Are PIN debits coming soon to e-commerce transactions?

by Neil Moncrief on May 17, 2010

Every so often, I’ll have an e-commerce client ask me “Will I ever be able to accept PIN-based debits online?” Although many companies have tried to devise a solution, I never seriously believed it would happen. After all, how could a consumer enter a 4-digit PIN from a personal computer and still meet the high encryption standards required for Payment Card Industry (PCI) compliance? Nevertheless, the topic is resurfacing again, and online PIN debits may finally be just around the bend.

The primary reason e-commerce merchants want to accept PIN debits is the savings. As I explained in this article I posted several months ago, brick-and-mortar merchants with high-dollar average sales can save considerable amounts by requesting PIN numbers from customers. But the PCI rules requiring that the debit card be swiped through a magnetic card reader and that the PIN number be encrypted have kept online merchants from participating.

In her June 2009 article for Transaction Trends magazine, Julie Ritzer Ross profiles software and hardware developers that are on the leading edge of finding a workable solution. PaySecure, from Atlanta-based Acculynk, is currently being tested by some of the largest players in the debit network business: ACCEL, NYCE, and Pulse. PaySecure’s software will place a floating “keypad” on a shopper’s screen, receive the PIN, scramble and encrypt it, and then pass it along to the appropriate network. Hardware developer, HomeATM ePayment Solutions, recently introduced Safe-T-PIN, a small and inexpensive USB card reader that allows consumers to swipe their own credit cards while shopping online. It’s going to be the combination of these, or similar, software and hardware components that eventually makes online PIN debits a reality.

But before you rewrite the payment options in your e-commerce shopping cart, keep reading. Before credit card processors will begin supporting these solutions, they’ll need to feel pressure from their merchants. And for merchants, the pressure will have to originate with their customers, since it’s the consumers who’ll purchase the hardware. So, in the end, it’s going to depend on when and how widely the American consumer adapts to this new technology.
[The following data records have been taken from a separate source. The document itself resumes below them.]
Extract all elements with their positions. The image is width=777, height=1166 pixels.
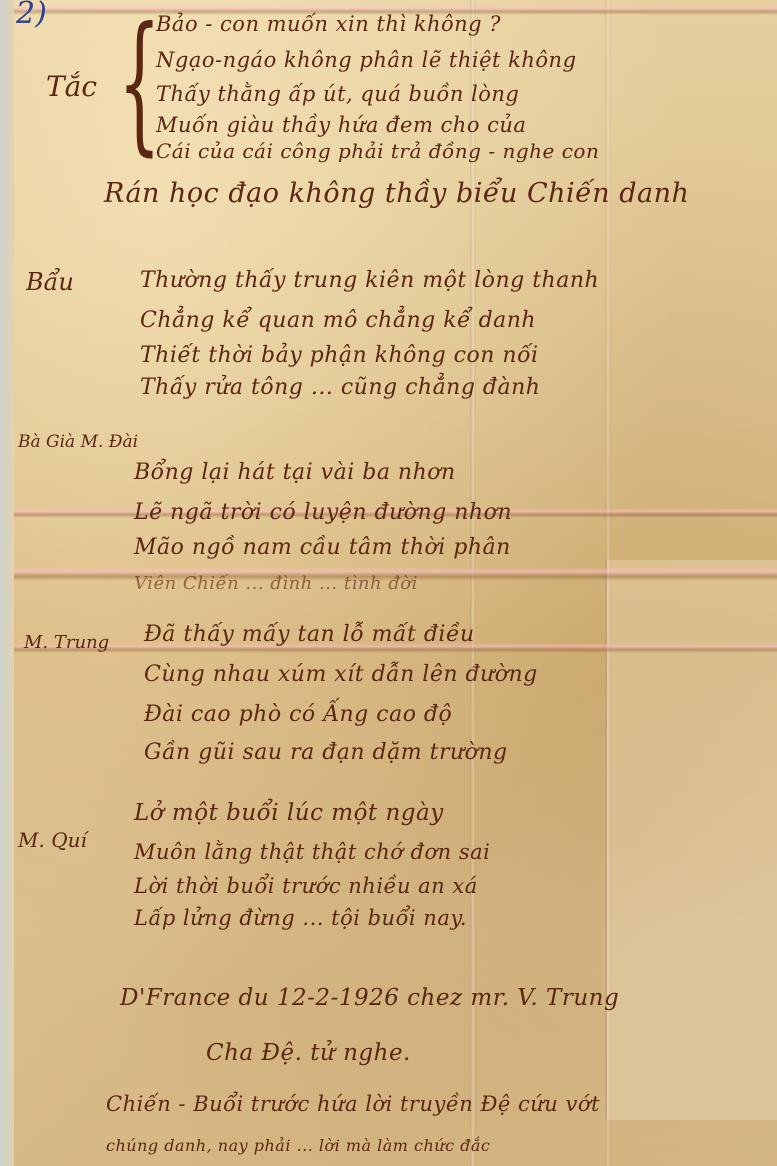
date-line: D'France du 12-2-1926 chez mr. V. Trung [120, 985, 619, 1011]
verse-line: Thường thấy trung kiên một lòng thanh [140, 268, 599, 293]
verse-line: Thấy rửa tông ... cũng chẳng đành [140, 375, 540, 400]
verse-line: Đã thấy mấy tan lỗ mất điều [144, 622, 475, 647]
verse-line: Lời thời buổi trước nhiều an xá [134, 874, 478, 898]
closing-line: Chiến - Buổi trước hứa lời truyền Đệ cứu… [106, 1092, 600, 1116]
verse-line: Lở một buổi lúc một ngày [134, 800, 444, 826]
verse-line: Cái của cái công phải trả đồng - nghe co… [156, 139, 599, 163]
scan-edge [0, 0, 14, 1166]
verse-line: Lấp lửng đừng ... tội buổi nay. [134, 906, 467, 930]
verse-line: Chẳng kể quan mô chẳng kể danh [140, 308, 536, 333]
manuscript-page: 2) Tắc { Bảo - con muốn xin thì không ? … [0, 0, 777, 1166]
verse-line: Ngạo-ngáo không phân lẽ thiệt không [156, 48, 577, 72]
verse-line: Gần gũi sau ra đạn dặm trường [144, 740, 508, 765]
verse-line: Bổng lại hát tại vài ba nhơn [134, 460, 456, 485]
verse-line-heading: Rán học đạo không thầy biểu Chiến danh [104, 178, 689, 209]
verse-line: Mão ngồ nam cầu tâm thời phân [134, 535, 511, 560]
verse-line: Bảo - con muốn xin thì không ? [156, 12, 501, 36]
verse-line: Đài cao phò có Ấng cao độ [144, 702, 452, 727]
page-number: 2) [16, 0, 47, 31]
verse-line: Muốn giàu thầy hứa đem cho của [156, 113, 526, 137]
closing-line: chúng danh, nay phải ... lời mà làm chức… [106, 1136, 490, 1155]
subtitle-line: Cha Đệ. tử nghe. [206, 1040, 411, 1066]
brace-icon: { [118, 8, 161, 158]
verse-line: Lẽ ngã trời có luyện đường nhơn [134, 500, 512, 525]
verse-line: Thấy thằng ấp út, quá buồn lòng [156, 82, 519, 106]
verse-line: Muôn lằng thật thật chớ đơn sai [134, 840, 490, 864]
speaker-label: M. Trung [24, 632, 109, 653]
speaker-label: Bà Già M. Đài [18, 432, 138, 452]
verse-line: Thiết thời bảy phận không con nối [140, 343, 539, 368]
verse-line: Viên Chiến ... đình ... tình đời [134, 573, 418, 594]
speaker-label: Bẩu [26, 268, 74, 296]
verse-line: Cùng nhau xúm xít dẫn lên đường [144, 662, 538, 687]
speaker-label: M. Quí [18, 828, 87, 852]
speaker-label: Tắc [46, 70, 97, 103]
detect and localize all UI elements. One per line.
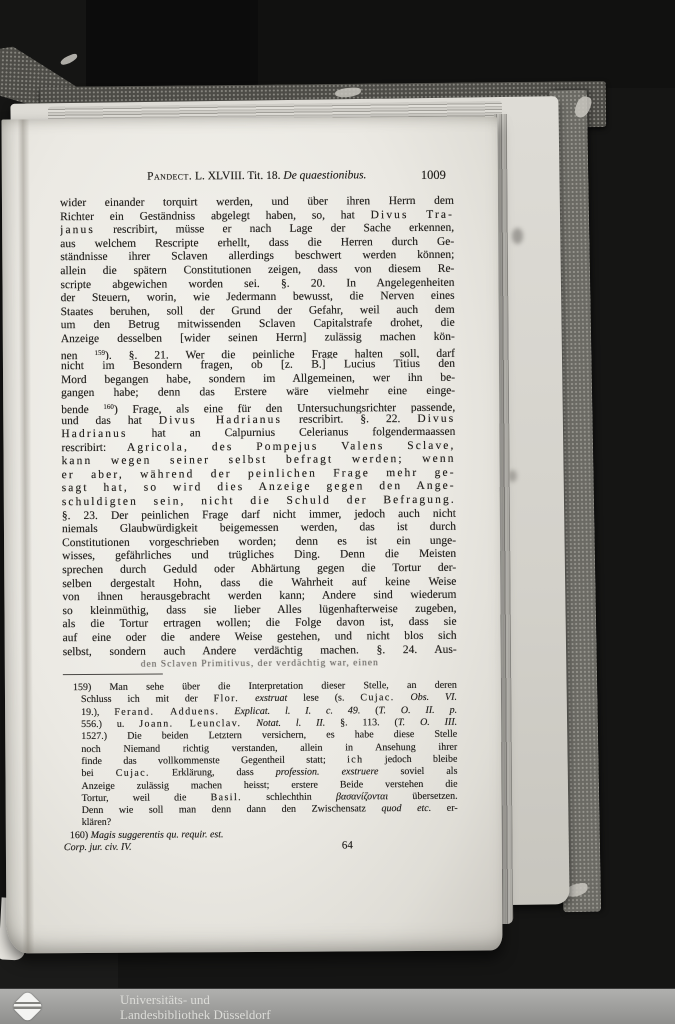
text-segment: 556.) u. [81,719,139,730]
text-segment: rescribirt, müsse er nach Lage der Sache… [95,222,454,236]
text-segment: Magis suggerentis qu. requir. est. [91,829,224,841]
library-name-line2: Landesbibliothek Düsseldorf [120,1007,271,1022]
photo-stage: Pandect. L. XLVIII. Tit. 18. De quaestio… [0,0,675,1024]
text-segment: Anzeige zulässig machen heisst; erstere … [81,778,457,791]
text-segment: Anzeige desselben [wider seinen Herrn] z… [61,331,455,345]
library-footer-bar: Universitäts- und Landesbibliothek Düsse… [0,988,675,1024]
text-segment: schuldigten sein, nicht die Schuld der B… [62,494,456,508]
text-segment: Mord begangen habe, sondern im Allgemein… [61,371,455,385]
text-segment: bende [61,404,103,415]
text-segment: hat an Calpurnius Celerianus folgenderma… [128,426,456,440]
signature-number: 64 [342,840,353,852]
text-segment: Corp. jur. civ. IV. [64,842,132,853]
text-segment: Explicat. l. I. c. 49. [234,705,360,717]
text-segment: aus welchem Rescripte erhellt, dass die … [60,236,454,250]
body-text: wider einander torquirt werden, und über… [60,195,457,660]
text-segment: er aber, während der peinlichen Frage me… [62,467,456,481]
text-segment: Joann. Leunclav. [139,718,241,730]
text-segment: nen [61,349,95,360]
text-segment: auf eine oder die andere Weise gestehen,… [63,630,457,644]
text-segment: T. O. III. [398,717,457,728]
text-segment: 159 [94,348,105,356]
text-segment: so kleinmüthig, dass sie lieber Alles lü… [62,603,456,617]
logo-diamond-icon [11,990,44,1023]
text-segment: 19.), [81,707,114,718]
text-segment: klären? [82,817,112,828]
text-segment: wider einander torquirt werden, und über… [60,195,454,209]
text-segment: exstruat [255,693,287,704]
text-segment [319,767,341,778]
page-stain [512,228,523,244]
text-segment: L. XLVIII. Tit. 18. [192,170,283,183]
text-segment: T. O. II. p. [379,705,458,716]
footnote-line: Corp. jur. civ. IV. [64,840,458,855]
cover-fray [59,53,78,67]
bleedthrough-ghost-text: den Sclaven Primitivus, der verdächtig w… [63,658,457,671]
text-segment: Basil. [211,792,243,803]
text-segment: noch Niemand richtig verstanden, allein … [81,741,457,754]
footnote-rule [63,674,163,676]
text-segment: der Steuern, worin, wie Jedermann bewuss… [61,290,455,304]
text-segment: Erklärung, dass [150,767,276,779]
text-segment: rescribirt: [61,441,127,453]
backdrop-shadow [86,0,258,86]
text-segment: 160) [70,830,91,841]
text-segment: Agricola, des Pompejus Valens Sclave, [127,439,456,453]
text-segment: übersetzen. [388,791,458,802]
text-segment: Divus Hadrianus [159,413,282,426]
text-segment: selben dergestalt Hohn, dass die Wahrhei… [62,575,456,589]
text-segment: Obs. VI. [410,692,457,703]
text-segment: schlechthin [242,791,336,803]
text-segment [219,706,234,717]
text-segment: Cujac. [360,693,394,704]
text-segment: quod etc. [381,803,431,814]
text-segment: §. 23. Der peinlichen Frage darf nicht i… [62,507,456,521]
text-segment: jedoch bleibe [363,754,457,766]
text-segment: von ihnen herausgebracht werden kann; An… [62,589,456,603]
text-segment: finde das vollkommenste Gegentheil statt… [81,754,347,767]
book-page: Pandect. L. XLVIII. Tit. 18. De quaestio… [1,116,502,953]
text-segment: nicht im Besondern fragen, ob [z. B.] Lu… [61,358,455,372]
text-segment: Divus [417,412,455,424]
text-segment: Tortur, weil die [82,792,211,804]
text-segment: Divus Tra- [371,208,455,221]
text-segment: Notat. l. II. [256,718,325,729]
text-segment: Denn wie soll man denn dann den Zwischen… [82,803,382,816]
text-block: Pandect. L. XLVIII. Tit. 18. De quaestio… [60,167,458,855]
ulb-duesseldorf-logo-icon [8,992,50,1022]
text-segment: ich [347,754,363,765]
text-segment: sagt hat, so wird dies Anzeige gegen den… [62,480,456,494]
body-text-line: selbst, sondern auch Andere verdächtig m… [63,643,457,659]
text-segment: 159) Man sehe über die Interpretation di… [73,680,457,693]
text-segment: De quaestionibus. [283,169,366,182]
text-segment: §. 113. ( [325,717,398,728]
text-segment: 1527.) Die beiden Letztern versichern, e… [81,729,457,742]
text-segment [239,693,255,704]
text-segment: 160 [103,403,114,411]
text-segment: soviel als [378,766,457,777]
gutter-crease [17,119,34,953]
text-segment: um den Betrug mitwissenden Sclaven Capit… [61,317,455,331]
text-segment: ständnisse ihrer Sclaven allerdings besc… [60,249,454,263]
text-segment: Hadrianus [61,428,127,440]
text-segment: ( [360,705,378,716]
running-header: Pandect. L. XLVIII. Tit. 18. De quaestio… [60,167,454,185]
text-segment: selbst, sondern auch Andere verdächtig m… [63,643,457,657]
running-title: Pandect. L. XLVIII. Tit. 18. De quaestio… [147,169,366,182]
text-segment: Cujac. [116,768,150,779]
text-segment: sprechen durch Geduld oder Abhärtung geg… [62,562,456,576]
text-segment: Pandect. [147,170,192,182]
text-segment: und das hat [61,414,159,427]
text-segment: niemals Glaubwürdigkeit beigemessen werd… [62,521,456,535]
text-segment: wisses, gefährliches und trügliches Ding… [62,548,456,562]
text-segment: gangen habe; denn das Erstere wäre vielm… [61,385,455,399]
text-segment: Constitutionen vorgeschrieben worden; de… [62,535,456,549]
text-segment: Richter ein Geständniss abgelegt haben, … [60,209,371,223]
text-segment [395,693,411,704]
text-segment: scripte abgewichen worden sei. §. 20. In… [60,276,454,290]
text-segment: Staates beruhen, soll der Grund der Gefa… [61,304,455,318]
text-segment: Ferand. Adduens. [114,706,219,718]
backdrop-shadow [258,0,675,88]
library-name-line1: Universitäts- und [120,992,271,1007]
text-segment: janus [60,224,95,236]
text-segment [241,718,256,729]
text-segment: allein die spätern Constitutionen zeigen… [60,263,454,277]
text-segment: bei [81,768,115,779]
text-segment: Flor. [214,694,240,705]
text-segment: βασανίζονται [336,791,388,802]
text-segment: Schluss ich mit der [81,694,214,706]
text-segment: lese (s. [287,693,360,704]
library-name: Universitäts- und Landesbibliothek Düsse… [120,992,271,1022]
text-segment: profession. [276,767,320,778]
text-segment: exstruere [342,766,379,777]
text-segment: rescribirt. §. 22. [282,412,417,425]
text-segment: als die Tortur ertragen wollen; die Folg… [63,616,457,630]
footnotes: 159) Man sehe über die Interpretation di… [63,680,458,855]
text-segment: kann wegen seiner selbst befragt werden;… [62,453,456,467]
page-number: 1009 [421,167,446,183]
text-segment: er- [431,803,458,814]
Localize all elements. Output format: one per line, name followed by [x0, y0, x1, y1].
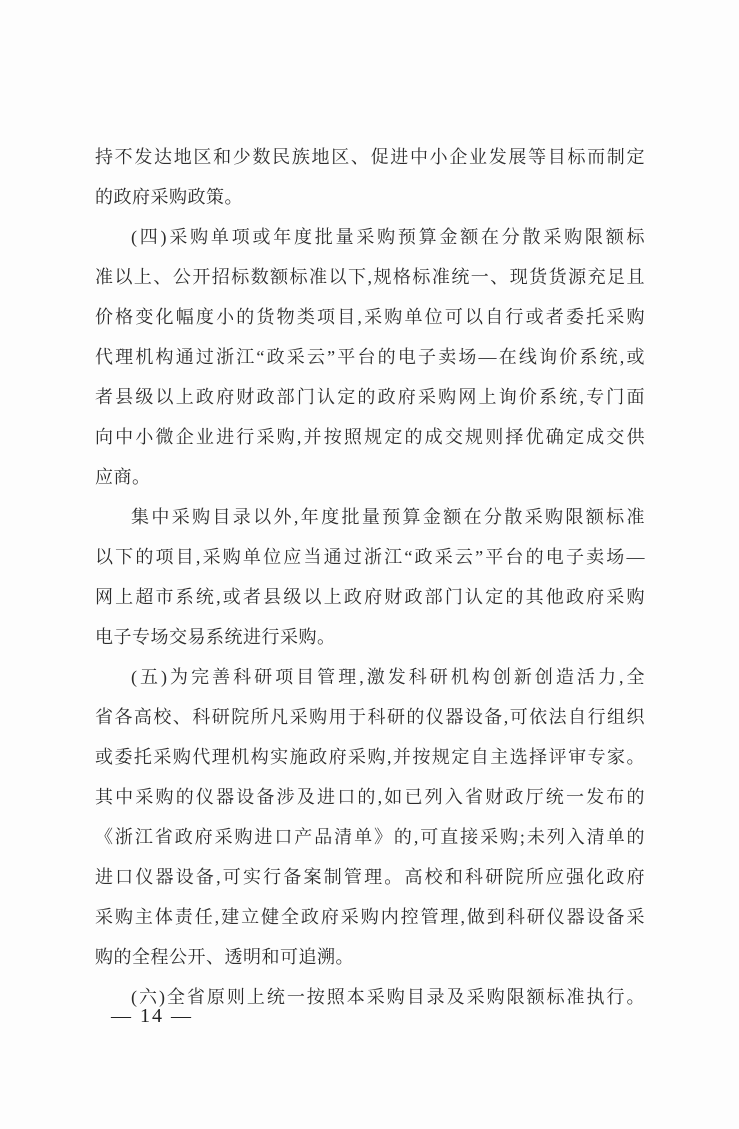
- text-line: 者县级以上政府财政部门认定的政府采购网上询价系统,专门面: [95, 377, 645, 417]
- document-page: 持不发达地区和少数民族地区、促进中小企业发展等目标而制定 的政府采购政策。 (四…: [0, 0, 739, 1129]
- text-line: 的政府采购政策。: [95, 177, 645, 217]
- text-line: 应商。: [95, 457, 645, 497]
- text-line: 价格变化幅度小的货物类项目,采购单位可以自行或者委托采购: [95, 297, 645, 337]
- text-line: 代理机构通过浙江“政采云”平台的电子卖场—在线询价系统,或: [95, 337, 645, 377]
- text-line: 其中采购的仪器设备涉及进口的,如已列入省财政厅统一发布的: [95, 777, 645, 817]
- text-line: 《浙江省政府采购进口产品清单》的,可直接采购;未列入清单的: [95, 817, 645, 857]
- text-line: 准以上、公开招标数额标准以下,规格标准统一、现货货源充足且: [95, 257, 645, 297]
- text-line: (四)采购单项或年度批量采购预算金额在分散采购限额标: [95, 217, 645, 257]
- text-line: 进口仪器设备,可实行备案制管理。高校和科研院所应强化政府: [95, 857, 645, 897]
- text-line: 采购主体责任,建立健全政府采购内控管理,做到科研仪器设备采: [95, 897, 645, 937]
- text-line: 持不发达地区和少数民族地区、促进中小企业发展等目标而制定: [95, 137, 645, 177]
- text-line: 省各高校、科研院所凡采购用于科研的仪器设备,可依法自行组织: [95, 697, 645, 737]
- text-line: (五)为完善科研项目管理,激发科研机构创新创造活力,全: [95, 657, 645, 697]
- text-line: 购的全程公开、透明和可追溯。: [95, 937, 645, 977]
- text-line: 集中采购目录以外,年度批量预算金额在分散采购限额标准: [95, 497, 645, 537]
- text-line: 网上超市系统,或者县级以上政府财政部门认定的其他政府采购: [95, 577, 645, 617]
- text-line: 或委托采购代理机构实施政府采购,并按规定自主选择评审专家。: [95, 737, 645, 777]
- page-number: — 14 —: [111, 1001, 193, 1031]
- document-body: 持不发达地区和少数民族地区、促进中小企业发展等目标而制定 的政府采购政策。 (四…: [95, 137, 645, 1017]
- text-line: 电子专场交易系统进行采购。: [95, 617, 645, 657]
- text-line: 向中小微企业进行采购,并按照规定的成交规则择优确定成交供: [95, 417, 645, 457]
- text-line: 以下的项目,采购单位应当通过浙江“政采云”平台的电子卖场—: [95, 537, 645, 577]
You’re probably asking, “Why would consumers want to purchase this equipment anyway?” After all, it’s the merchants who will reap the cost savings, not the consumers. According to Ross, PIN debit payments offer shoppers “perceived security.” Among the 550 shoppers who participated in the testing of PaySecure’s software, a whopping 79% of them said they felt more secure shopping online with their PIN than without it. Economic conditions may be another force that drives consumers to adopt online PIN debits. In a time when many shoppers lack the ability or the will to pile more debt onto their credit cards, debit cards are becoming their preferred payment methods. The thought of compromising their debit card (in effect, their entire checking account) may spur the acceptance of online PIN debits by consumers.

When this technology finally does make its way into the homes of America’s shoppers, it will be a day for merchants to celebrate. It’s rare that something comes along that benefits business owners more than consumers or credit card companies. And with the struggles of the past year, it’s about time merchants caught a break!